Le spectacle était aussi dans la cour de récréation. Un jour c’était l’élève un peu guindé et original, Stéphane Bulant, qui sortait à la récréation par une fenêtre du second étage pour se mouvoir à l’extérieur le long de la corniche sous les yeux effarés du proviseur, de la surveillante générale et des pions. Après les cris de stupeur, devant tous les élèves qui avaient les yeux rivés sur lui et qui retenaient leur souffle, celui qui allait devenir un peintre renommé regagnait un peu plus loin très calmement l’établissement par une autre fenêtre. Se faire sermonner ensuite ne semblait pas l’affecter outre mesure. Il devenait à nos yeux une sorte de caïd rebelle et impassible. On le savait aussi très littéraire et fort en thème.

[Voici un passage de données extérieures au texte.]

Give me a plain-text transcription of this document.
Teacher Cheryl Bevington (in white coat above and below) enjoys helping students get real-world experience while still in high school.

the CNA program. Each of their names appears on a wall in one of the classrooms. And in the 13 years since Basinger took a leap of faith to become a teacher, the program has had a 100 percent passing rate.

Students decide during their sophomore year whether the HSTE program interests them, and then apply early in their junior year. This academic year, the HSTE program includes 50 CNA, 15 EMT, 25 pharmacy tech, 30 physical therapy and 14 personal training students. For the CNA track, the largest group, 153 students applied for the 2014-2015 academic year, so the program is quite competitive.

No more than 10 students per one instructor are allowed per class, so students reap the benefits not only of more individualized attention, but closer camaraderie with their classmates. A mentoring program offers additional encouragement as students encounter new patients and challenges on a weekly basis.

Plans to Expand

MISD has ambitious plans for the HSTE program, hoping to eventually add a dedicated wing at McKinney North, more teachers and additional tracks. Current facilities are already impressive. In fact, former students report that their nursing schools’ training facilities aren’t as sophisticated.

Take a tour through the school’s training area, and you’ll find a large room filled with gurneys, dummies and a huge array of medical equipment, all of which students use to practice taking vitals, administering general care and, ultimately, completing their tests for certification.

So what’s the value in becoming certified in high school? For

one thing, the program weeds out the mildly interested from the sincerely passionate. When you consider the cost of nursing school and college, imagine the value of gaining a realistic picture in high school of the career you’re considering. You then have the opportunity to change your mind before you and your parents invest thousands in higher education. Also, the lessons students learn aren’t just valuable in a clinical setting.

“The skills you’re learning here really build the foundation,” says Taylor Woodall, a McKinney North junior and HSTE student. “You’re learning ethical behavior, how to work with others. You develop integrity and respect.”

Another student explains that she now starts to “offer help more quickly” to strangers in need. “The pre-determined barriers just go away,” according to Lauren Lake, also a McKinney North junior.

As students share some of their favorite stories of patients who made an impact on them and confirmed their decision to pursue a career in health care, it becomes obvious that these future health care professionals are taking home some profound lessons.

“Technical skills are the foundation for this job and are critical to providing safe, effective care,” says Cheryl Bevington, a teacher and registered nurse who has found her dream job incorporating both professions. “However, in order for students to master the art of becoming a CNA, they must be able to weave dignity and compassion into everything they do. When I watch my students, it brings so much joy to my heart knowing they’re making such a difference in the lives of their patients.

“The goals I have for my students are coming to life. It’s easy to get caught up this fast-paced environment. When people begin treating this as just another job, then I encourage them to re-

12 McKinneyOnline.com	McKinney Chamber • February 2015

Un autre jour c’étaient les deux Franck, Lamy et Guilbot qui se coursaient sur le bitume de la cour avec des seaux d’eau, éclaboussant au passage tous ceux qui se trouvaient sur leur trajectoire.
Mais dans le registre des distractions exceptionnelles, c’est bien le printemps 1973 qui me reste en mémoire. La fameuse loi Debré qui ramenait à 21 ans le sursis pour le service militaire, au moment où elle entrait en application et cinq ans après mai 1968, a mis dans la rue une bonne partie des lycéens de France. Barbezieux n’était pas en reste. Nos leaders étudiants du moment, Jean Noël Bordier en tête, avaient galvanisé les troupes. A tel point que notre lycée avait eu droit aux colonnes du Monde pour s’être distingué dans la dureté du mouvement comparativement à d’autres points chauds du pays. Nous en étions très fiers. Je me souviens pourtant que la loi Debré n’était pour la majorité d’entre nous que le prétexte à faire l’école buissonnière, à se donner du bon temps et à draguer les filles. Tout cela en se prenant quand même le plus possible au sérieux grâce à quelques slogans bien sentis et bien appris.
Ces quelques souvenirs n’épuisent évidemment pas le sujet de ma vie lycéenne, loin de là. Au fur et à mesure me reviennent nombre de situations et d’échanges qui m’ont marqué et qu’il serait interminable de relater ici. Comme autant d’anecdotes qui ont fait de ces trois années des jours heureux et drôles ou quelquefois aussi plus mélancoliques.
Mes deux filles, Camille et Victoria, bien meilleures élèves que leur père, ont fait toute leur scolarité à Barbezieux. J’ai donc eu le plaisir de retourner au lycée Elie Vinet dans ces salles de classe quasiment inchangées lors des réunions entre les parents et les professeurs de 2009 et 2015. Vous comprenez pourquoi je m’y sentais encore un peu chez moi.
Je suis arboriculteur, viticulteur et maire de Reignac. Mais aussi Président de l'Association Nationale Pommes Poires, membre de WAPA (World Apple and Pear Association) et secrétaire général d'Interfel.